As the poem continues, McKay continues to expand on the relationship between America and the speaker. In the first few lines of the first quatrain, the speaker says that America sucks the blood from him/her thus sucking the life out of him/her. But in lines 5-7 the speaker now says America’s strength flows into his/her “blood” and brings him/her back to life. The speaker then goes on to say that although the strength given to him/her from America is within his/her blood it is used to stand “erect against her hate,” (line 6). So, while the speaker expresses America is the root of his/her strength, he/she is rebelling against America and using the strength it has given him/her to stand up against racism that white American’s imposed on African-American’s. In line 7, McKay writes “Her bigness sweeps my being like a flood”. McKay compares America’s power to a flood to express that while the speaker is standing up to the bigotry of America it is an almost impossible battle to fight alone as white Americans hold great power like those of a flood. But this does not mean that a fight should not be made. In lines 9-10 the speaker says, “I stand within her walls with not a shred/ Of terror, malice, not a word of jeer.” so while this is a lone fight, it is a fight the speaker is unafraid to endure. The final quatrain opens with the speaker saying ‘Darkly I gaze into the days ahead,’ (line 11) which suggests that America’s future is a dark and gloomy one. The speaker goes on to say, “And see her might and granite wonders there,/ Beneath the touch of Time’s unerring hand,” (line 12-13) this creates an image of monuments and statues in the reader’s mind. In America monuments and statues are used to represent America’s hardships or achievements. In lines 12 and 13, the speaker references to time to convey that these monuments and statues are timeless reminders of American achievements. But the speaker then says ending the poem, “Like priceless treasures sinking in the sand” (line 14) so, while these monuments are priceless sentimental treasures, none of that will matter if America ceases to exist.

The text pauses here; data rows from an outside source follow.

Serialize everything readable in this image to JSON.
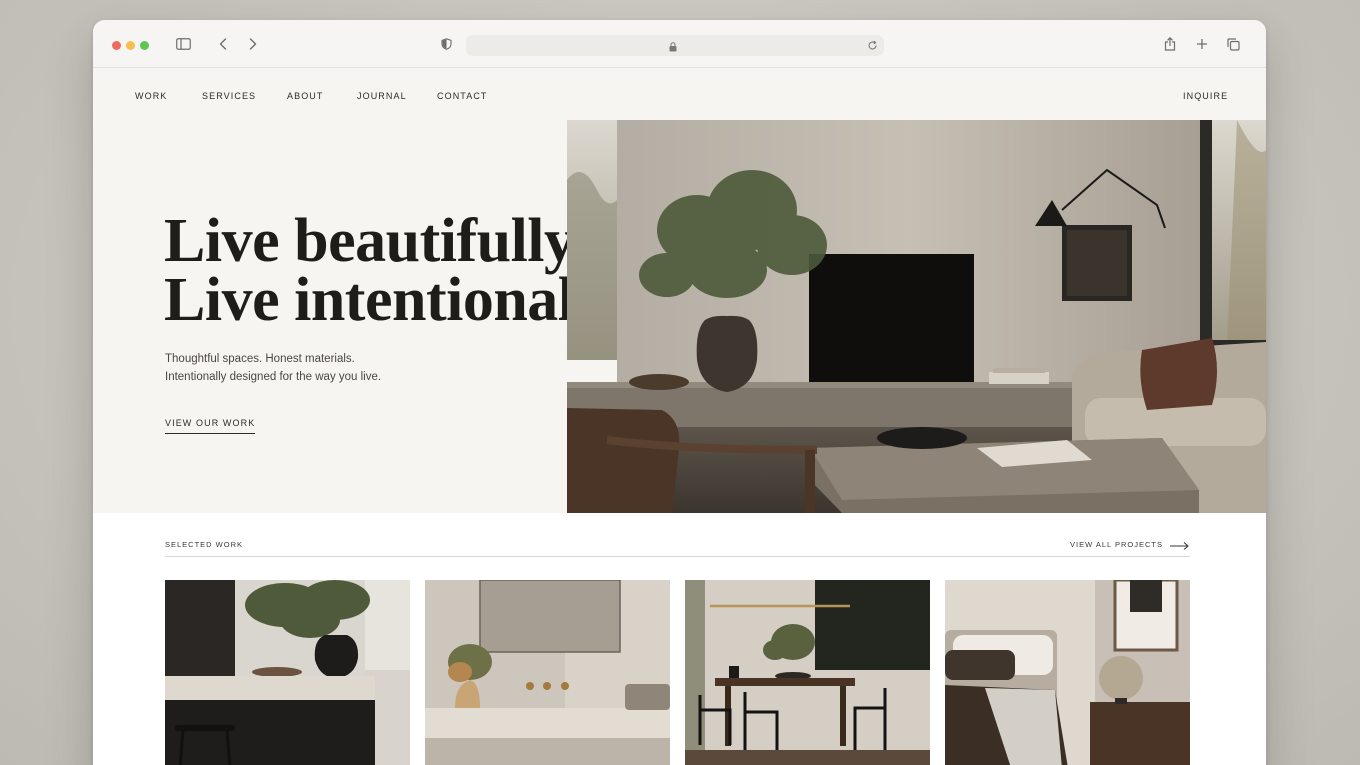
{
  "browser": {
    "traffic_lights": [
      "close",
      "minimize",
      "zoom"
    ],
    "icons": [
      "sidebar-icon",
      "back-icon",
      "forward-icon",
      "shield-icon",
      "lock-icon",
      "reload-icon",
      "share-icon",
      "new-tab-icon",
      "tabs-overview-icon"
    ]
  },
  "nav": {
    "items": [
      "WORK",
      "SERVICES",
      "ABOUT",
      "JOURNAL",
      "CONTACT"
    ],
    "inquire": "INQUIRE"
  },
  "hero": {
    "line1": "Live beautifully.",
    "line2": "Live intentionally.",
    "sub1": "Thoughtful spaces. Honest materials.",
    "sub2": "Intentionally designed for the way you live.",
    "cta": "VIEW OUR WORK"
  },
  "selected_work": {
    "label": "SELECTED WORK",
    "view_all": "VIEW ALL PROJECTS",
    "projects": [
      "kitchen",
      "bathroom",
      "dining room",
      "bedroom"
    ]
  },
  "colors": {
    "page_bg": "#f6f5f2",
    "text_dark": "#1f1d1a",
    "accent_stone": "#8a8176"
  }
}
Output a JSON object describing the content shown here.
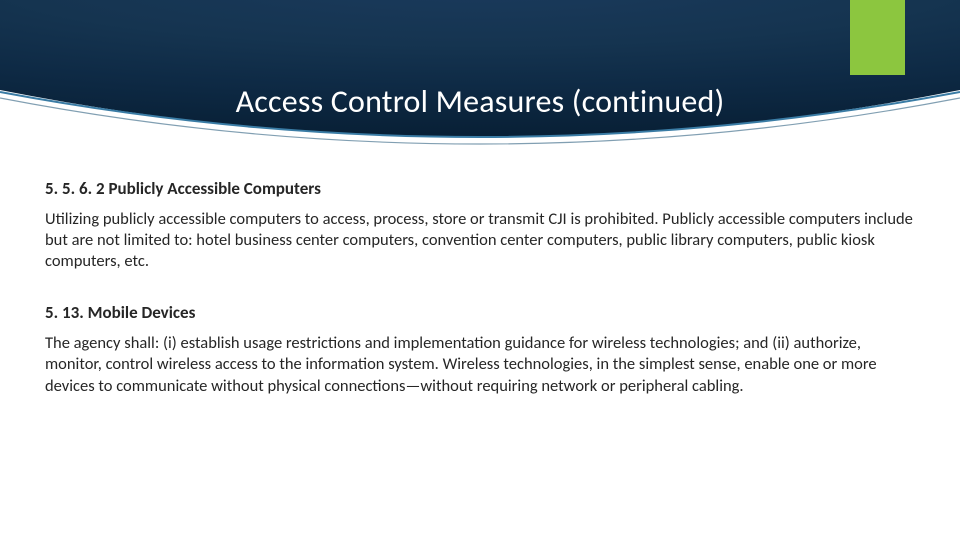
{
  "title": "Access Control Measures (continued)",
  "sections": [
    {
      "heading": "5. 5. 6. 2 Publicly Accessible Computers",
      "para": "Utilizing publicly accessible computers to access, process, store or transmit CJI is prohibited. Publicly accessible computers include but are not limited to: hotel business center computers, convention center computers, public library computers, public kiosk computers, etc."
    },
    {
      "heading": "5. 13. Mobile Devices",
      "para": "The agency shall: (i) establish usage restrictions and implementation guidance for wireless technologies; and (ii) authorize, monitor, control wireless access to the information system. Wireless technologies, in the simplest sense, enable one or more devices to communicate without physical connections—without requiring network or peripheral cabling."
    }
  ]
}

By ending the poem this way, McKay tries to convey to readers that if America continues to expel hate onto others more specifically African-Americans then it will be the cause of its demise. The duality shown in this poem represents how many African-American’s felt during this period of time. They were often faced with mistreatment but they needed to persevere because if no fight was made, a fight could never be won. Through writing “America”, McKay helps explain a strange gray area that African-American’s found themselves in the early 20th century. They were legally free, but were still oppressed due to racist ideologies internalized within society. The confusion and inner fight McKay creates within the speaker represents the feelings felt by generations before us, stuck in a place of hope and despair.